Parallel R - Is there any way to take out an exclusive lock on a resource for use in non embarrassingly parallel problems

Is there any way to synchronise different threads when using R in parallel (such as through doParallel, future etc) by creating exclusive locks, similar to how Mutex.WaitOne works in c#? For embarrassingly parallel this is not necessary, but there are many scenerios where code can be run much faster by running it in parallel but occasionally requires exclusive access to a resource (database, file, output etc.)

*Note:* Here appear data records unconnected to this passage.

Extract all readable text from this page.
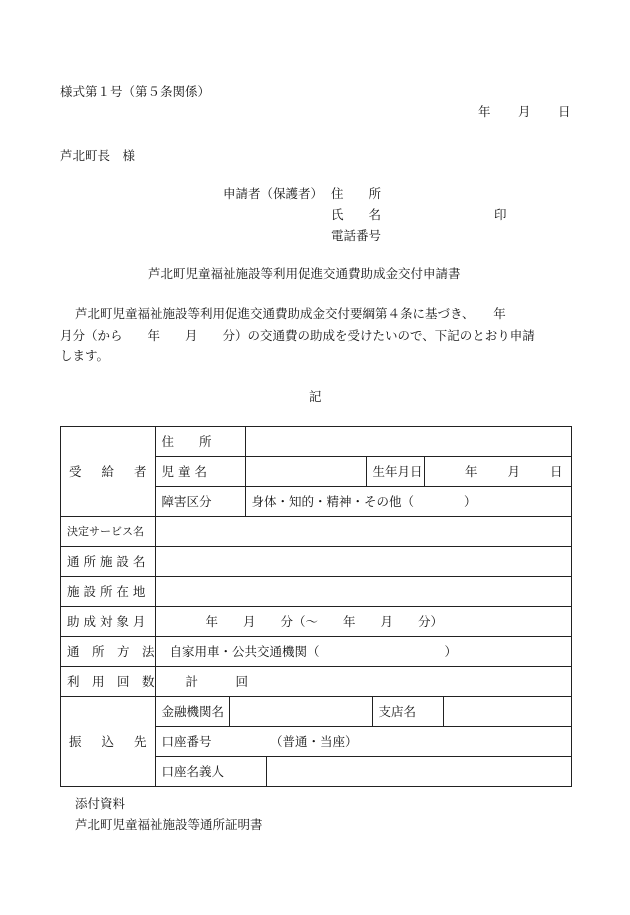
様式第１号（第５条関係）
年 月 日
芦北町長　様
申請者（保護者） 住　　所
氏　　名	印
電話番号
芦北町児童福祉施設等利用促進交通費助成金交付申請書
芦北町児童福祉施設等利用促進交通費助成金交付要綱第４条に基づき、　　年
月分（から　　年　　月　　分）の交通費の助成を受けたいので、下記のとおり申請
します。
記
受 給 者	住　　所							

児 童 名				生年月日		年 月 日	

障害区分		身体・知的・精神・その他（　　　　）					

決定サービス名								

通 所 施 設 名								

施 設 所 在 地								

助 成 対 象 月	年　　月　　分（〜　　年　　月　　分）							

通　所　方　法	自家用車・公共交通機関（　　　　　　　　　　）							

利　用　回　数	計　　　回							

振 込 先	金融機関名					支店名		

口座番号			（普通・当座）				

口座名義人							

添付資料
芦北町児童福祉施設等通所証明書
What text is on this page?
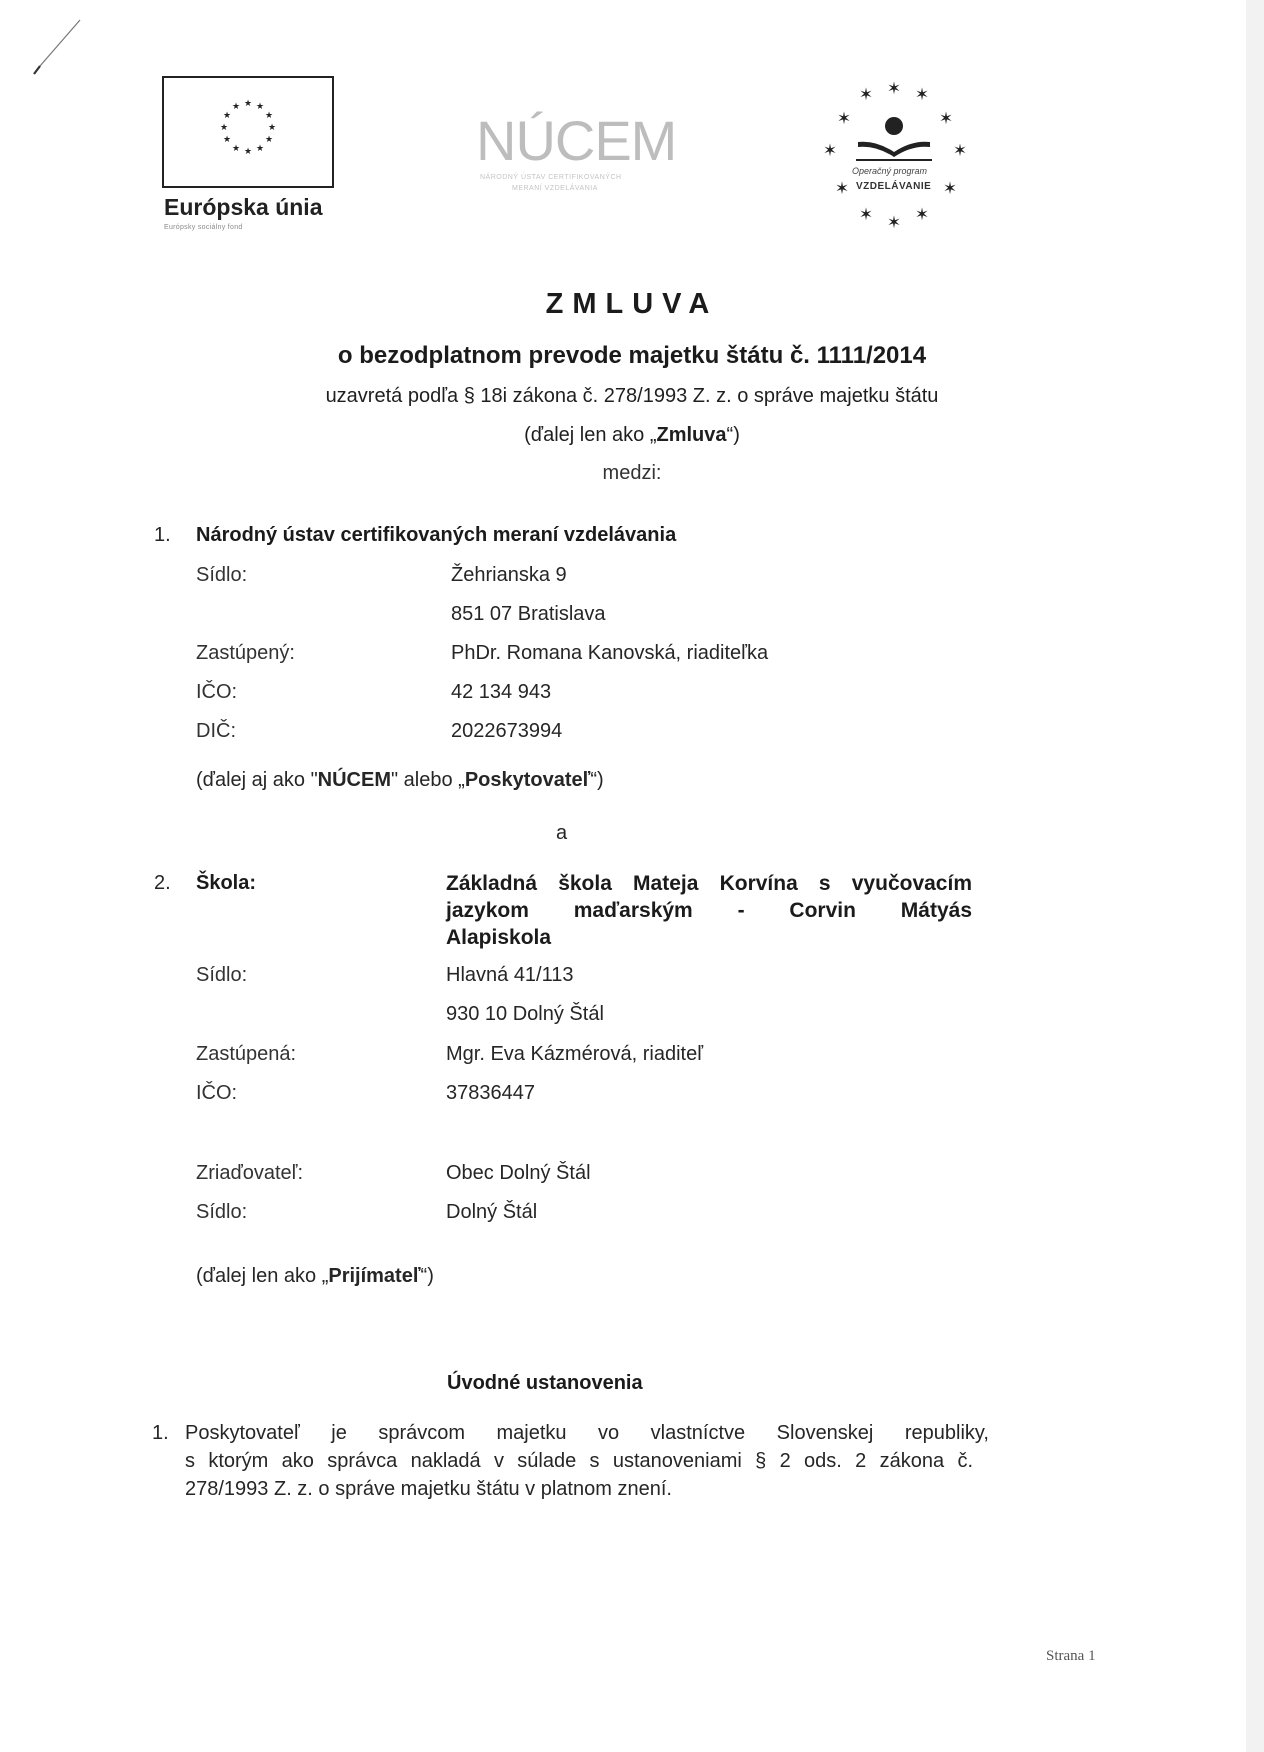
★ ★
★
★
★
★
★
★
★
★
★
★
Európska únia
Európsky sociálny fond
NÚCEM
NÁRODNÝ ÚSTAV CERTIFIKOVANÝCH
MERANÍ VZDELÁVANIA
✶ ✶ ✶
✶	✶
✶	✶
✶	✶
✶ ✶ ✶
Operačný program
VZDELÁVANIE
ZMLUVA
o bezodplatnom prevode majetku štátu č. 1111/2014
uzavretá podľa § 18i zákona č. 278/1993 Z. z. o správe majetku štátu
(ďalej len ako „Zmluva“)
medzi:
1. Národný ústav certifikovaných meraní vzdelávania
Sídlo:	Žehrianska 9
851 07 Bratislava
Zastúpený:	PhDr. Romana Kanovská, riaditeľka
IČO:	42 134 943
DIČ:	2022673994
(ďalej aj ako "NÚCEM" alebo „Poskytovateľ“)
a
2. Škola:	Základná škola Mateja Korvína s vyučovacím
jazykom maďarským - Corvin Mátyás
Alapiskola
Sídlo:	Hlavná 41/113
930 10 Dolný Štál
Zastúpená:	Mgr. Eva Kázmérová, riaditeľ
IČO:	37836447
Zriaďovateľ:	Obec Dolný Štál
Sídlo:	Dolný Štál
(ďalej len ako „Prijímateľ“)
Úvodné ustanovenia
1. Poskytovateľ je správcom majetku vo vlastníctve Slovenskej republiky,
s ktorým ako správca nakladá v súlade s ustanoveniami § 2 ods. 2 zákona č.
278/1993 Z. z. o správe majetku štátu v platnom znení.
Strana 1
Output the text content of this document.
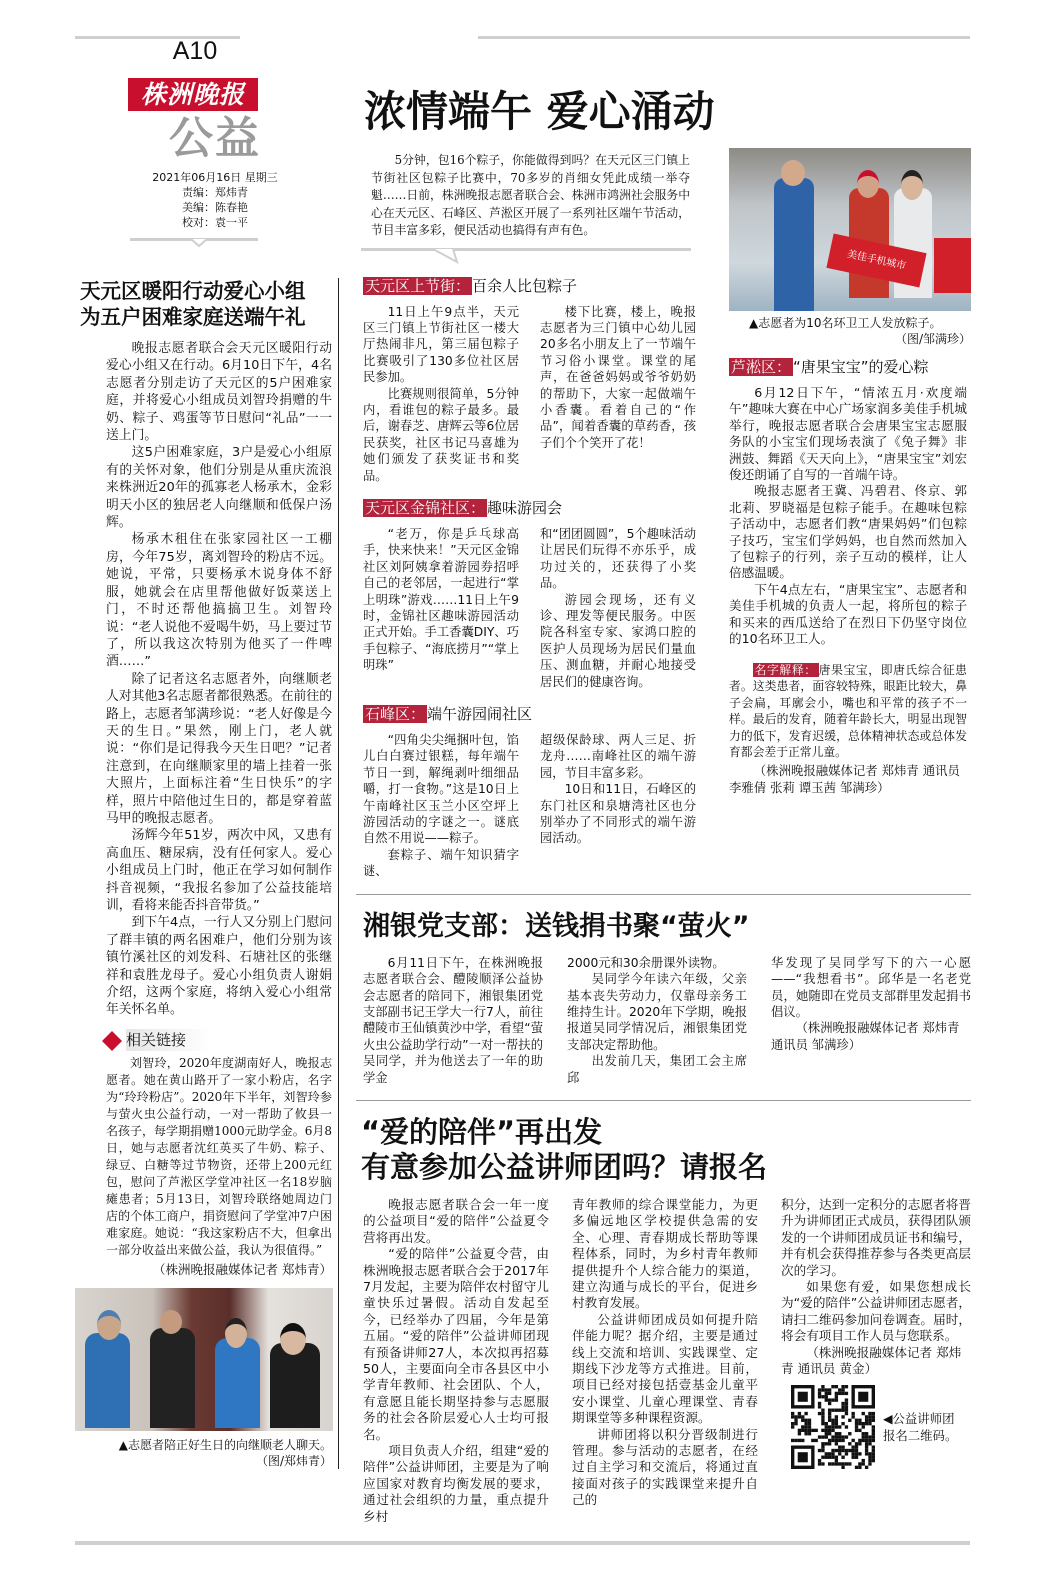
A10
株洲晚报
公益
2021年06月16日 星期三
责编：郑炜青
美编：陈春艳
校对：袁一平
天元区暖阳行动爱心小组
为五户困难家庭送端午礼

晚报志愿者联合会天元区暖阳行动爱心小组又在行动。6月10日下午，4名志愿者分别走访了天元区的5户困难家庭，并将爱心小组成员刘智玲捐赠的牛奶、粽子、鸡蛋等节日慰问“礼品”一一送上门。

这5户困难家庭，3户是爱心小组原有的关怀对象，他们分别是从重庆流浪来株洲近20年的孤寡老人杨承木，金彩明天小区的独居老人向继顺和低保户汤辉。

杨承木租住在张家园社区一工棚房，今年75岁，离刘智玲的粉店不远。她说，平常，只要杨承木说身体不舒服，她就会在店里帮他做好饭菜送上门，不时还帮他搞搞卫生。刘智玲说：“老人说他不爱喝牛奶，马上要过节了，所以我这次特别为他买了一件啤酒……”

除了记者这名志愿者外，向继顺老人对其他3名志愿者都很熟悉。在前往的路上，志愿者邹满珍说：“老人好像是今天的生日。”果然，刚上门，老人就说：“你们是记得我今天生日吧？”记者注意到，在向继顺家里的墙上挂着一张大照片，上面标注着“生日快乐”的字样，照片中陪他过生日的，都是穿着蓝马甲的晚报志愿者。

汤辉今年51岁，两次中风，又患有高血压、糖尿病，没有任何家人。爱心小组成员上门时，他正在学习如何制作抖音视频，“我报名参加了公益技能培训，看将来能否抖音带货。”

到下午4点，一行人又分别上门慰问了群丰镇的两名困难户，他们分别为该镇竹溪社区的刘发科、石塘社区的张继祥和袁胜龙母子。爱心小组负责人谢娟介绍，这两个家庭，将纳入爱心小组常年关怀名单。

相关链接

刘智玲，2020年度湖南好人，晚报志愿者。她在黄山路开了一家小粉店，名字为“玲玲粉店”。2020年下半年，刘智玲参与萤火虫公益行动，一对一帮助了攸县一名孩子，每学期捐赠1000元助学金。6月8日，她与志愿者沈红英买了牛奶、粽子、绿豆、白糖等过节物资，还带上200元红包，慰问了芦淞区学堂冲社区一名18岁脑瘫患者；5月13日，刘智玲联络她周边门店的个体工商户，捐资慰问了学堂冲7户困难家庭。她说：“我这家粉店不大，但拿出一部分收益出来做公益，我认为很值得。”

（株洲晚报融媒体记者 郑炜青）
▲志愿者陪正好生日的向继顺老人聊天。
（图/郑炜青）
浓情端午 爱心涌动
5分钟，包16个粽子，你能做得到吗？在天元区三门镇上节街社区包粽子比赛中，70多岁的肖细女凭此成绩一举夺魁……日前，株洲晚报志愿者联合会、株洲市鸿洲社会服务中心在天元区、石峰区、芦淞区开展了一系列社区端午节活动，节目丰富多彩，便民活动也搞得有声有色。
天元区上节街： 百余人比包粽子

11日上午9点半，天元区三门镇上节街社区一楼大厅热闹非凡，第三届包粽子比赛吸引了130多位社区居民参加。

比赛规则很简单，5分钟内，看谁包的粽子最多。最后，谢春芝、唐辉云等6位居民获奖，社区书记马喜雄为她们颁发了获奖证书和奖品。

楼下比赛，楼上，晚报志愿者为三门镇中心幼儿园20多名小朋友上了一节端午节习俗小课堂。课堂的尾声，在爸爸妈妈或爷爷奶奶的帮助下，大家一起做端午小香囊。看着自己的“作品”，闻着香囊的草药香，孩子们个个笑开了花！

天元区金锦社区： 趣味游园会

“老万，你是乒乓球高手，快来快来！”天元区金锦社区刘阿姨拿着游园券招呼自己的老邻居，一起进行“掌上明珠”游戏……11日上午9时，金锦社区趣味游园活动正式开始。手工香囊DIY、巧手包粽子、“海底捞月”“掌上明珠”

和“团团圆圆”，5个趣味活动让居民们玩得不亦乐乎，成功过关的，还获得了小奖品。

游园会现场，还有义诊、理发等便民服务。中医院各科室专家、家鸿口腔的医护人员现场为居民们量血压、测血糖，并耐心地接受居民们的健康咨询。

石峰区： 端午游园闹社区

“四角尖尖绳捆叶包，馅儿白白赛过银糕，每年端午节日一到，解绳剥叶细细品嚼，打一食物。”这是10日上午南峰社区玉兰小区空坪上游园活动的字谜之一。谜底自然不用说——粽子。

套粽子、端午知识猜字谜、

超级保龄球、两人三足、折龙舟……南峰社区的端午游园，节目丰富多彩。

10日和11日，石峰区的东门社区和泉塘湾社区也分别举办了不同形式的端午游园活动。

美佳手机城市
▲志愿者为10名环卫工人发放粽子。
（图/邹满珍）
芦淞区： “唐果宝宝”的爱心粽

6月12日下午，“情浓五月·欢度端午”趣味大赛在中心广场家润多美佳手机城举行，晚报志愿者联合会唐果宝宝志愿服务队的小宝宝们现场表演了《兔子舞》非洲鼓、舞蹈《天天向上》，“唐果宝宝”刘宏俊还朗诵了自写的一首端午诗。

晚报志愿者王冀、冯碧君、佟京、郭北莉、罗晓福是包粽子能手。在趣味包粽子活动中，志愿者们教“唐果妈妈”们包粽子技巧，宝宝们学妈妈，也自然而然加入了包粽子的行列，亲子互动的模样，让人倍感温暖。

下午4点左右，“唐果宝宝”、志愿者和美佳手机城的负责人一起，将所包的粽子和买来的西瓜送给了在烈日下仍坚守岗位的10名环卫工人。

名字解释： 唐果宝宝，即唐氏综合征患者。这类患者，面容较特殊，眼距比较大，鼻子会扁，耳廓会小，嘴也和平常的孩子不一样。最后的发育，随着年龄长大，明显出现智力的低下，发育迟缓，总体精神状态或总体发育都会差于正常儿童。
（株洲晚报融媒体记者 郑炜青 通讯员 李雅倩 张莉 谭玉茜 邹满珍）
湘银党支部：送钱捐书聚“萤火”

6月11日下午，在株洲晚报志愿者联合会、醴陵顺泽公益协会志愿者的陪同下，湘银集团党支部副书记王学大一行7人，前往醴陵市王仙镇黄沙中学，看望“萤火虫公益助学行动”一对一帮扶的吴同学，并为他送去了一年的助学金

2000元和30余册课外读物。

吴同学今年读六年级，父亲基本丧失劳动力，仅靠母亲务工维持生计。2020年下学期，晚报报道吴同学情况后，湘银集团党支部决定帮助他。

出发前几天，集团工会主席邱

华发现了吴同学写下的六一心愿——“我想看书”。邱华是一名老党员，她随即在党员支部群里发起捐书倡议。

（株洲晚报融媒体记者 郑炜青 通讯员 邹满珍）
“爱的陪伴”再出发
有意参加公益讲师团吗？请报名

晚报志愿者联合会一年一度的公益项目“爱的陪伴”公益夏令营将再出发。

“爱的陪伴”公益夏令营，由株洲晚报志愿者联合会于2017年7月发起，主要为陪伴农村留守儿童快乐过暑假。活动自发起至今，已经举办了四届，今年是第五届。“爱的陪伴”公益讲师团现有预备讲师27人，本次拟再招募50人，主要面向全市各县区中小学青年教师、社会团队、个人，有意愿且能长期坚持参与志愿服务的社会各阶层爱心人士均可报名。

项目负责人介绍，组建“爱的陪伴”公益讲师团，主要是为了响应国家对教育均衡发展的要求，通过社会组织的力量，重点提升乡村

青年教师的综合课堂能力，为更多偏远地区学校提供急需的安全、心理、青春期成长帮助等课程体系，同时，为乡村青年教师提供提升个人综合能力的渠道，建立沟通与成长的平台，促进乡村教育发展。

公益讲师团成员如何提升陪伴能力呢？据介绍，主要是通过线上交流和培训、实践课堂、定期线下沙龙等方式推进。目前，项目已经对接包括壹基金儿童平安小课堂、儿童心理课堂、青春期课堂等多种课程资源。

讲师团将以积分晋级制进行管理。参与活动的志愿者，在经过自主学习和交流后，将通过直接面对孩子的实践课堂来提升自己的

积分，达到一定积分的志愿者将晋升为讲师团正式成员，获得团队颁发的一个讲师团成员证书和编号，并有机会获得推荐参与各类更高层次的学习。

如果您有爱，如果您想成长为“爱的陪伴”公益讲师团志愿者，请扫二维码参加问卷调查。届时，将会有项目工作人员与您联系。

（株洲晚报融媒体记者 郑炜青 通讯员 黄金）
◀公益讲师团报名二维码。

I've given a toy example below. If run in a single thread it will fill a file with only unique numbers between 1 and 100. But if I try speeding it up by running it on multiple threads without some type of locking then multiple problems will occur. Two threads can read the list of existing numbers at the same time and as a result write the same number multiple times. And also multiple threads can write simultaneously to the file causing it to be corrupted.

library(doParallel)

noOfThreads <- 4 # Set this to 1 for single threading to see correct results
cluster <- makeCluster(noOfThreads)
registerDoParallel(cluster)

xs = integer()
writeLines(as.character(xs), "xs.txt")

foreach (Thread = 1:100, .export = "y") %dopar% {

    # Do some work

    # Need to create exclusive lock

    xs <- as.integer(readLines("xs.txt"))
    Sys.sleep(0.01)
    x <- sample(1:100, 1)
    if (!x %in% xs) {
      write(as.character(x), "xs.txt", append = T)
    }

    # Unlock resource
}

xs <- as.integer(readLines("xs.txt"))
print(sort(xs))
print(length(xs) == length(unique(xs)))

I don't know if it can be used efficiently with parallel computing but this package can help you with filelock

I found a package that contains exactly what I was looking for, "Rdsm". It only works on Linux, and not on Windows, but allows for sharing locks and variables between multiple threads (nodes on a cluster). I'd like to leave this question open, since I can't find an equivalent that works under Windows. But for Linux users Rdsm does the job.

1 Like

I did not know that one. I just put the link here for reference:
https://cran.r-project.org/web/packages/Rdsm/index.html